23:25Et votre objectif de Maison des artisans, pareil en 2027 ?
23:28Alors, ça sera légèrement en dessous des 15 qui est le projet global
23:32mais à un horizon 2027-2028
23:35mais en intramuros, on n'a pas la possibilité de faire ces Maisons des artisans
23:43pour une simple...
23:45C'est le coût de l'immobilier parisien.
23:46Voilà, exactement, pour des simples raisons immobilières
23:49et du coût du foncier. Mais sinon, dès lors qu'on sort de Paris, on propose ce service.
23:53Pour financer l'entreprise et le développement de votre activité,
23:57il a fallu des fonds, bien sûr.
23:59Comment est-ce que vous vous êtes financé depuis le début ?

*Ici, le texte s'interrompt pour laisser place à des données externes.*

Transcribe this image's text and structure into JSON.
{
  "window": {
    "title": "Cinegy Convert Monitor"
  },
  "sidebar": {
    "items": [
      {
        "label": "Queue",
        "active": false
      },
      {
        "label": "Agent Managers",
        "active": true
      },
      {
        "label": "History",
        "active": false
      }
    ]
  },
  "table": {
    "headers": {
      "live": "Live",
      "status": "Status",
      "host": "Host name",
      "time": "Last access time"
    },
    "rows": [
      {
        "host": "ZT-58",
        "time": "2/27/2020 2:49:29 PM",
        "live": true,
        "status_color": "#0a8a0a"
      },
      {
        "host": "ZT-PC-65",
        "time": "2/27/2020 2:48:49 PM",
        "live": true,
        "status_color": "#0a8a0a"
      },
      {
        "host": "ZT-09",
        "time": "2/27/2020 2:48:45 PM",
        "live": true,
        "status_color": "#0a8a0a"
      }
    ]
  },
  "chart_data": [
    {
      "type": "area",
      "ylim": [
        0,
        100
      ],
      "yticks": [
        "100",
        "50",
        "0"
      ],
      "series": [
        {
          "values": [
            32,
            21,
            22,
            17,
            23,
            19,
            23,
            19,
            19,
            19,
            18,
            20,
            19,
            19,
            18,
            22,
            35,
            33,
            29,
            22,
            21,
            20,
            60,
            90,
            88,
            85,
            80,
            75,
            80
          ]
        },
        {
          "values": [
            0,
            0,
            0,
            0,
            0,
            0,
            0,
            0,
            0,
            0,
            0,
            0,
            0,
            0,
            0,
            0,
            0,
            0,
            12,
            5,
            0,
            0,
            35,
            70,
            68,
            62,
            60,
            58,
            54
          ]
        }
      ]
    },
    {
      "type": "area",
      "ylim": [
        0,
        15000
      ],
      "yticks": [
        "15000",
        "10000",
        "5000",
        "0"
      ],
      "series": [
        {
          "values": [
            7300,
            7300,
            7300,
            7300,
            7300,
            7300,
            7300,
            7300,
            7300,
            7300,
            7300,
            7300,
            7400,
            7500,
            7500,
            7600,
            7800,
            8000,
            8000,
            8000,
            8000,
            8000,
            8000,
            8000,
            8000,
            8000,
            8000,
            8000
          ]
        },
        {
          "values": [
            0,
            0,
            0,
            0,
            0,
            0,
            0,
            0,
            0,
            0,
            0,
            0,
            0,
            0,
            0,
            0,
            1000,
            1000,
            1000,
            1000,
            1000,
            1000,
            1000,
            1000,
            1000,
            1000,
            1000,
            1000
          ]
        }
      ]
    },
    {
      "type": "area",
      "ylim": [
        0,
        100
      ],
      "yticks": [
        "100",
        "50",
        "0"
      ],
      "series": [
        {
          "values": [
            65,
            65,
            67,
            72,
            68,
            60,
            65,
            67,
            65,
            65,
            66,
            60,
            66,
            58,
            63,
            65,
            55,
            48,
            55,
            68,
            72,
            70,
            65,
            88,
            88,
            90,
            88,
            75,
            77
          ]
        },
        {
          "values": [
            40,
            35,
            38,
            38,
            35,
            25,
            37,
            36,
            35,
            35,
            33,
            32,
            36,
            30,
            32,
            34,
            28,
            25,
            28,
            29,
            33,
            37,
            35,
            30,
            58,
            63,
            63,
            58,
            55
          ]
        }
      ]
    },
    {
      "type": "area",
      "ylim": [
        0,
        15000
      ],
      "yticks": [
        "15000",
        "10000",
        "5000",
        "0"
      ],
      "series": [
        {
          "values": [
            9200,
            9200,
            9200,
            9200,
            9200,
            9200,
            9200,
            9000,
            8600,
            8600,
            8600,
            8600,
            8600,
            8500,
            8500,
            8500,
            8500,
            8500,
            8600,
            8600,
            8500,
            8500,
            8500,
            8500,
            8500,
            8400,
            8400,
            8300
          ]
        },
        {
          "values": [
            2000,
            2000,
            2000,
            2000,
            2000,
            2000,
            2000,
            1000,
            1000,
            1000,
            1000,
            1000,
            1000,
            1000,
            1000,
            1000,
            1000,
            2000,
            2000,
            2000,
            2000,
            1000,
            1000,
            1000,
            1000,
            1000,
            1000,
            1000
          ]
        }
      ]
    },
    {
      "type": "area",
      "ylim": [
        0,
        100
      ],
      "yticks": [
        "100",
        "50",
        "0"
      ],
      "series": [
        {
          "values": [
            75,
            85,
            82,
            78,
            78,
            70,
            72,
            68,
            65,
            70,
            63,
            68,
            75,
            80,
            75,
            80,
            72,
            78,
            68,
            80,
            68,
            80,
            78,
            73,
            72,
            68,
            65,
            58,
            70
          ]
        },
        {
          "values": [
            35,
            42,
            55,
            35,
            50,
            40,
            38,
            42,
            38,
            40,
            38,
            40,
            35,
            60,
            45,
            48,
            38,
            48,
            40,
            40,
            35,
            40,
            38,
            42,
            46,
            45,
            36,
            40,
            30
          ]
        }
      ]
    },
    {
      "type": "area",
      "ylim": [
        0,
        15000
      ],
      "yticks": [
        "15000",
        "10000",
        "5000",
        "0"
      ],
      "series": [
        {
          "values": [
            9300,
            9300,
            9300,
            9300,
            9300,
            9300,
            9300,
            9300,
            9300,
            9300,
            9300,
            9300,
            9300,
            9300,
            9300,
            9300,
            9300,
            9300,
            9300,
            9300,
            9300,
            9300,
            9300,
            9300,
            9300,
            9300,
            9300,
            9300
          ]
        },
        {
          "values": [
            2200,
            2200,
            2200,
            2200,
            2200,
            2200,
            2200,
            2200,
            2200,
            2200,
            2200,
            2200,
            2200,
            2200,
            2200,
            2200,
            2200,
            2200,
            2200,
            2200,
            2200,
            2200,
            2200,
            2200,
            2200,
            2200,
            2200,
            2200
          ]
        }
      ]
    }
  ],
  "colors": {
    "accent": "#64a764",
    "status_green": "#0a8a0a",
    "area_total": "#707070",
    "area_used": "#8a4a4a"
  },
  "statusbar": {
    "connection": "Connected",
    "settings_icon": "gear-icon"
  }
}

24:01Je crois qu'il y a eu une grosse levée il y a un an, à l'été 2024.
24:05Alors, les trois cofondateurs ont été accompagnés à partir du jour 1
24:09par Metric Capital Partner, qui est remonté par Louis Robert, en France.
24:15Et ils se sont engagés à investir 90 millions au début de l'aventure
24:19pour une entreprise naissante, ce qui est une chance inouïe.
24:24Ensuite, on a développé avec qualité notre portefeuille
24:29et on a eu besoin d'un support complémentaire en mi-2024
24:34et sur lequel on a fait une levée de fonds supplémentaire de 155 millions
24:37pour pouvoir assurer notre croissance.
24:41Activité qui est rentable à l'instant T ?
24:43Activité qui se...
24:47On a ouvert encore deux sites cette année,
24:48mais on est au point d'équilibre sur l'ensemble.
24:51Eh bien, voilà.
24:52Merci beaucoup Alexis Lépine d'être venu dans cette émission
24:56pour parler de local.
24:57Merci beaucoup Guillaume pour nous avoir parlé de ces magnifiques vélos
25:00avec le témoignage toujours très inspirant de François Gabart.
25:03Je vous rappelle que notre émission est diffusée en télé et en radio
25:05sur le site et l'appli de BFM Business.
25:07La semaine prochaine, deux rendez-vous pour la France à tout pour réussir.
25:10Mardi de 13h à 14h, je serai en direct de l'aréna de Bercy
25:14à l'occasion de l'événement BIG organisé par BPI France.
25:17On parlera notamment d'industrie dans les territoires.
25:20Et puis vendredi prochain, autre direct à Deauville cette fois-ci
25:23avec des entrepreneurs qui nous expliqueront
25:25comment lever les freins et les obstacles.
25:28Il y aura de quoi dire.
25:29Je vous souhaite un très bon week-end, une très belle semaine
25:31et donc à très bientôt sur BFM Business.